Purpose of the Study:
To retrospectively evaluate a thyroid function testing strategy involving discretionary thyroid stimulating hormone (TSH) assay after initial total plasma thyroxine (tT4) measurement.
To assess the diagnostic yield of TSH testing in relation to primary hypothyroidism diagnosis.
To compare TSH assay initiation by laboratory versus clinician/pathologist.
Main Methods:
Retrospective analysis of 14,641 tT4 and 6,887 TSH assays over a two-year period.
Categorization of TSH assays based on initiation source (laboratory, clinician, pathologist).
Analysis of TSH values in relation to tT4 levels and clinical information.
Main Results:
The percentage of elevated TSH values (over 5 mU/l) was comparable between laboratory-initiated (29%) and clinician/pathologist-initiated requests (23.2% and 23.6%).
Among patients with tT4 below 100 nmol/l without TSH requests, 5.3% had elevated TSH values.

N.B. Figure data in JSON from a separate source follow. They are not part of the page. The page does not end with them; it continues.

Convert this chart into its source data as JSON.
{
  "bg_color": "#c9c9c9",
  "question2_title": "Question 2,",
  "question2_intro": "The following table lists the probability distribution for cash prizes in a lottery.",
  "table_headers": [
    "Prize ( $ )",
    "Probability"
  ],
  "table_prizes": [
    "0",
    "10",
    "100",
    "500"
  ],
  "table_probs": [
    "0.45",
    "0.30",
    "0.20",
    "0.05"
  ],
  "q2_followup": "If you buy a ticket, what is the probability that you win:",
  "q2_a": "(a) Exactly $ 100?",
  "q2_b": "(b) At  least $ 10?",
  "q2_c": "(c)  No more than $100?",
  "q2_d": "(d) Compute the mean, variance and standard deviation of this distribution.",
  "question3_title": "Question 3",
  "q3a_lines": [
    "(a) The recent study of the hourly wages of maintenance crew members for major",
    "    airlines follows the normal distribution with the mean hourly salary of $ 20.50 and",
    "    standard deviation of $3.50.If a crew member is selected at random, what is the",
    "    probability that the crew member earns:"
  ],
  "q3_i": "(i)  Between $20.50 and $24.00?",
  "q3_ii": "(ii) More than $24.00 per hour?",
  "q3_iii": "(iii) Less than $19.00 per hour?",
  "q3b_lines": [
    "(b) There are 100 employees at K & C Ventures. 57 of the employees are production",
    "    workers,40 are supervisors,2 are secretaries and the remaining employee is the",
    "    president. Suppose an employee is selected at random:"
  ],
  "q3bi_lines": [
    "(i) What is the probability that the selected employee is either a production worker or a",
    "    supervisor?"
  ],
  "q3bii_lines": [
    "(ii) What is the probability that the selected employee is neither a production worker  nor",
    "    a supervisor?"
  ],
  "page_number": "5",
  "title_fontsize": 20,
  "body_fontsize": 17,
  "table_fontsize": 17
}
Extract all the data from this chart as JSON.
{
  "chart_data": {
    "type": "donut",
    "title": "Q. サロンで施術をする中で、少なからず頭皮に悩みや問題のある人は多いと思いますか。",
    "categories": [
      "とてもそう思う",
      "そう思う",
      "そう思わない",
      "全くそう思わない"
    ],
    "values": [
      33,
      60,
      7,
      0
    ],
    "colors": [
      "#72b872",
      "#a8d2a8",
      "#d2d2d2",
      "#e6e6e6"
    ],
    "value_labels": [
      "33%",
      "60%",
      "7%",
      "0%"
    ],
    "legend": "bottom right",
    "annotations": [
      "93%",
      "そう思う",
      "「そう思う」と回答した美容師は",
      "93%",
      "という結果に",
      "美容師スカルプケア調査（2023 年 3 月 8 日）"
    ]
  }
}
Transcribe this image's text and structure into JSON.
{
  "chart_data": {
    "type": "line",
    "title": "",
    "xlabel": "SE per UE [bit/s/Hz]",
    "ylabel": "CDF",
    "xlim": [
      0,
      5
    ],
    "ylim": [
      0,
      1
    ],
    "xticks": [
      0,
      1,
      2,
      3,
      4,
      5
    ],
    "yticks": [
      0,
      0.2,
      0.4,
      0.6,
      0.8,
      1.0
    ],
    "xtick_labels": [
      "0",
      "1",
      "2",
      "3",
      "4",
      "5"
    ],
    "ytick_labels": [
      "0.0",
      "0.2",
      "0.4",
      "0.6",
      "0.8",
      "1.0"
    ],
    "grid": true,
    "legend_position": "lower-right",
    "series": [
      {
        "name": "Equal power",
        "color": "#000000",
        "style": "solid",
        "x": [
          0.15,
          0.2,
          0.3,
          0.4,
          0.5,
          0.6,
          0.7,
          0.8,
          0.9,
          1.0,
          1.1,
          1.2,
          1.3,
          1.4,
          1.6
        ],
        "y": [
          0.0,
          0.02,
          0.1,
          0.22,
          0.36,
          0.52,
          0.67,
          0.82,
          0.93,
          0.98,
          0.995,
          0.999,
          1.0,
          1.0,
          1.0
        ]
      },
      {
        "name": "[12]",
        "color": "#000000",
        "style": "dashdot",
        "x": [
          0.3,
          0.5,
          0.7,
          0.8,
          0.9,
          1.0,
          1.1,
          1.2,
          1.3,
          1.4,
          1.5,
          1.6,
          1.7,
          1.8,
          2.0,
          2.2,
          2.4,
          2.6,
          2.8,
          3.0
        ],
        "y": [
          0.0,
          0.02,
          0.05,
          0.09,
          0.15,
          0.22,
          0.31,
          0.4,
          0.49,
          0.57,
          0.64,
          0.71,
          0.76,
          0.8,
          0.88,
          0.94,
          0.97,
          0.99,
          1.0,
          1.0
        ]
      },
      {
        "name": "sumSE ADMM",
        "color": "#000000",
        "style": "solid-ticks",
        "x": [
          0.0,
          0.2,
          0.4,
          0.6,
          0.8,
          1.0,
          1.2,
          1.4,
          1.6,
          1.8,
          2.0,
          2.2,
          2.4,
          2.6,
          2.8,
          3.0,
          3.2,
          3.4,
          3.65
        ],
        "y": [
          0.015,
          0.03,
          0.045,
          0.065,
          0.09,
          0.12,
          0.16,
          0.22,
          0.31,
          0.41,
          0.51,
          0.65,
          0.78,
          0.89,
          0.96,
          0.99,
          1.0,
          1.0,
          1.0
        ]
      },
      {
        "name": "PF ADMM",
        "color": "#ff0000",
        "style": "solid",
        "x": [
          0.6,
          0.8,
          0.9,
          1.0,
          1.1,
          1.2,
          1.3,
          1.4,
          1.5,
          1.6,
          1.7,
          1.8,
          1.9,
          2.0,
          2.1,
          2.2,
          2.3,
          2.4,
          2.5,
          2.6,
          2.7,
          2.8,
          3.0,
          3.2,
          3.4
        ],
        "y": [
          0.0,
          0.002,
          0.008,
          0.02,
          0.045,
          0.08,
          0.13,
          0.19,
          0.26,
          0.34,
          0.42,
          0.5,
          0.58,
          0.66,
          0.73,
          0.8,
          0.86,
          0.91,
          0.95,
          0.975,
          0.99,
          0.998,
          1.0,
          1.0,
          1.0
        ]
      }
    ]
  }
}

A significant proportion of abnormal TSH results could be explained by unsubmitted clinical information.
Conclusions:
The discretionary TSH testing strategy following tT4 measurement demonstrates similar diagnostic utility regardless of request initiation.
The current strategy appears effective for identifying primary hypothyroidism.
Improved communication of clinical information to the laboratory could further refine TSH assay interpretation.